Dreamland: A Self-Help Manual for a Frightened Nation - Andri Snær Magnason

L'auteur passe plusieurs pages à déconstruire le terme croissance économique. Selon lui, c'est devenu un outil linguistique d'une puissance considérable mais que peu de gens comprennent vraiment, un outil qui se rapproche du mysticisme religieux (p.72) Accuser quelqu'un d'être contre la croissance économique revient à une excommunication, une décrédibilisation totale. L'auteur soutient à la place une multitude d'indicateurs précis plutôt que ce géant : des indicateurs pour l’éducation, le progrès technologique, et autres choses de ce genre. Il en arrive inévitablement à l'éducation, et j'aime beaucoup ces quelques phrases : People build up a thick layer of fact but cannot apply it to the real world. They never actualy take the plunge. They forget that science is about huge, burning questions crying out to be answered, not answers that need to be learned. Science, philosphy and the arts were once branches of the same tree, not starkly demarcated oposites."There is no point re-inventing the wheel", they say; perhaps the truth is more that the wheel has not been invented often enouth (p.93). Andri Snær Magnason va plus loin en proposant des directions pour l’éducation : permettre aux élèves/étudiants d'être acteurs, créateurs, les mettre en contact concret avec le monde et avec autrui plutôt que de les laisser assis passivement (p.96). Ce genre de chose me parle. Beaucoup.

Magnason se laisse aller à un petit exercice de ré-imagination de la construction des pyramides égyptiennes, une fable qui sert à faire parallèle avec l'industrie lourde en Islande. En gros, la morale en est : Man has a tendancy to preserve esthablished systems wether they make sense or not (p.149). Il imagine que, une fois commencée, la construction des pyramides ne pouvait plus être stoppée car trop de gens en dépendaient financièrement. Que ces chantiers soient absurde ou non n'est pas la question : ils ne peuvent être stoppés car ils donnent du travail a une partie importance de la population.

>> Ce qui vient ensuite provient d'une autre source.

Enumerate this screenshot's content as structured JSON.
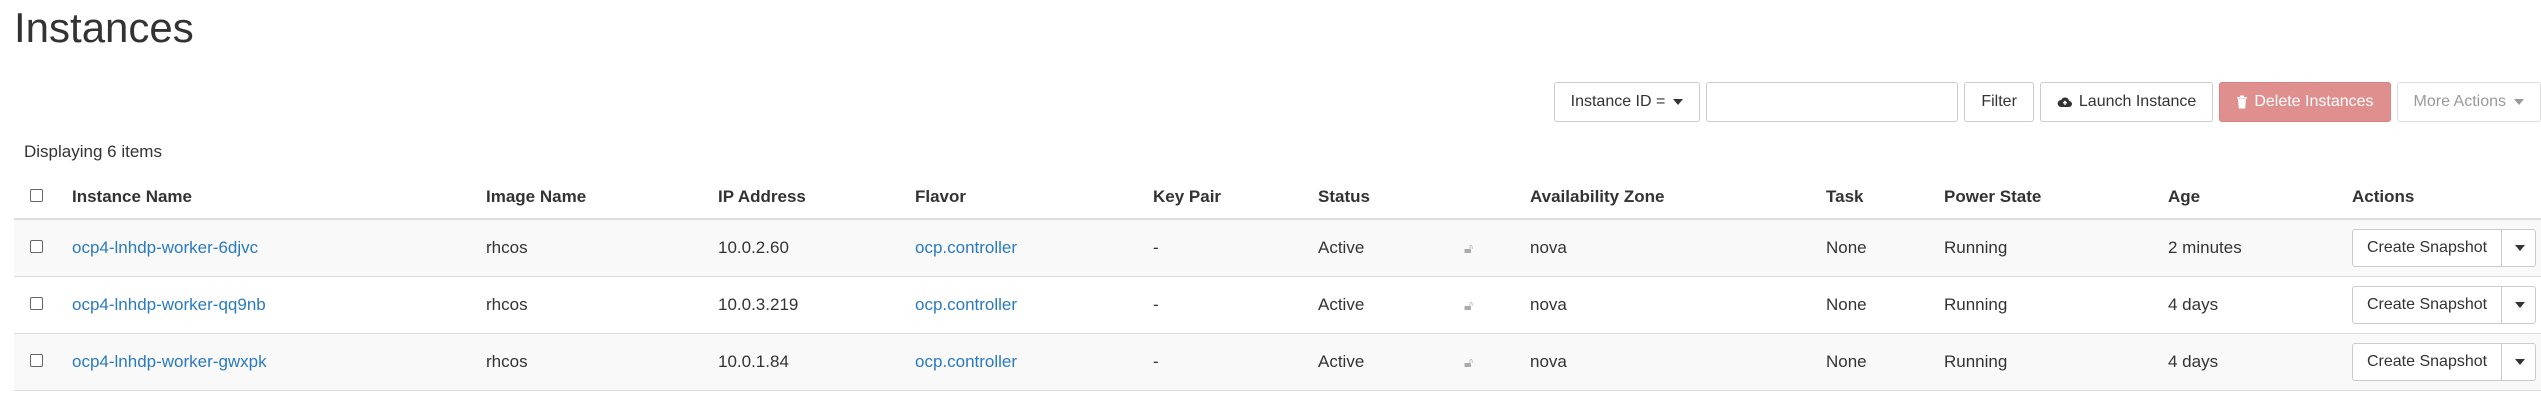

Par exemple, rien d'autre que la volonté politique n’empêche le métier de caissier d'être entièrement automatisé. Un métier en bonne partie inutile qui pourtant fournit du travail en masse. Pourquoi prendre le risque de changer l'ordre établi ? Et en bonus, une très amusante vision de l'emploi : To save on costs Pharaoh decides not to use slaves but wage slaves - slaves need watching over, feeding, clothing and driving forward; they may be physically bound, but spiritually they are free and look to escape at the first opportunity. Wage slaves turn up to work volontary and can work for way below subsistence levels. What they fear above all else is freedom, that they call unemployment (p.150). Je suppose que toute ressemblance avec la réalité est parfaitement fortuite.

Dreamland m'a fait penser à autre chose. C'est un livre environnementaliste, et souvent on ne peut pas séparer l’environnementalisme du végétarisme/végétalisme, et pour de bonnes raisons. Mais ici, le sujet est évoqué mais rapidement laissé de côté avec indifférence. Et, au contraire, l'auteur soutient clairement la production de viande. Il est clair que les conditions islandaises ne sont pas les mêmes que sur le continent : beaucoup d'océan pour la pèche, beaucoup de terres pour l'élevage, très peu de population et un environnement peu propice à la culture de fruits et légumes. Il me semble qu'en Islande, l’élevage animal et la pèche, en raison de la très faible population, sont écologiquement viables et peut-être même nécessaires (bien entendu c'est une supposition : je n'en sais rien). Dans ce cas, est-ce que peut surgir le problème éthique ? Ou le problème éthique ne peut-il surgir à grande échelle que quand des alternatives viables existent ? En Islande, la culture sous serre avec l'aide de l'énergie thermique est-elle cette alternative ?

En somme, Dreamland: A Self-Help Manual for a Frightened Nation est une excellente lecture. De l'environnementalisme appliqué à une situation précise dans un petit pays qui s’efforce de maintenir son rapport privilégié avec son environnement, en opposition avec des forces considérables qui veulent exploiter cet environnement jusqu'à la corde. Je ne crois pas qu'il existe de traduction en français.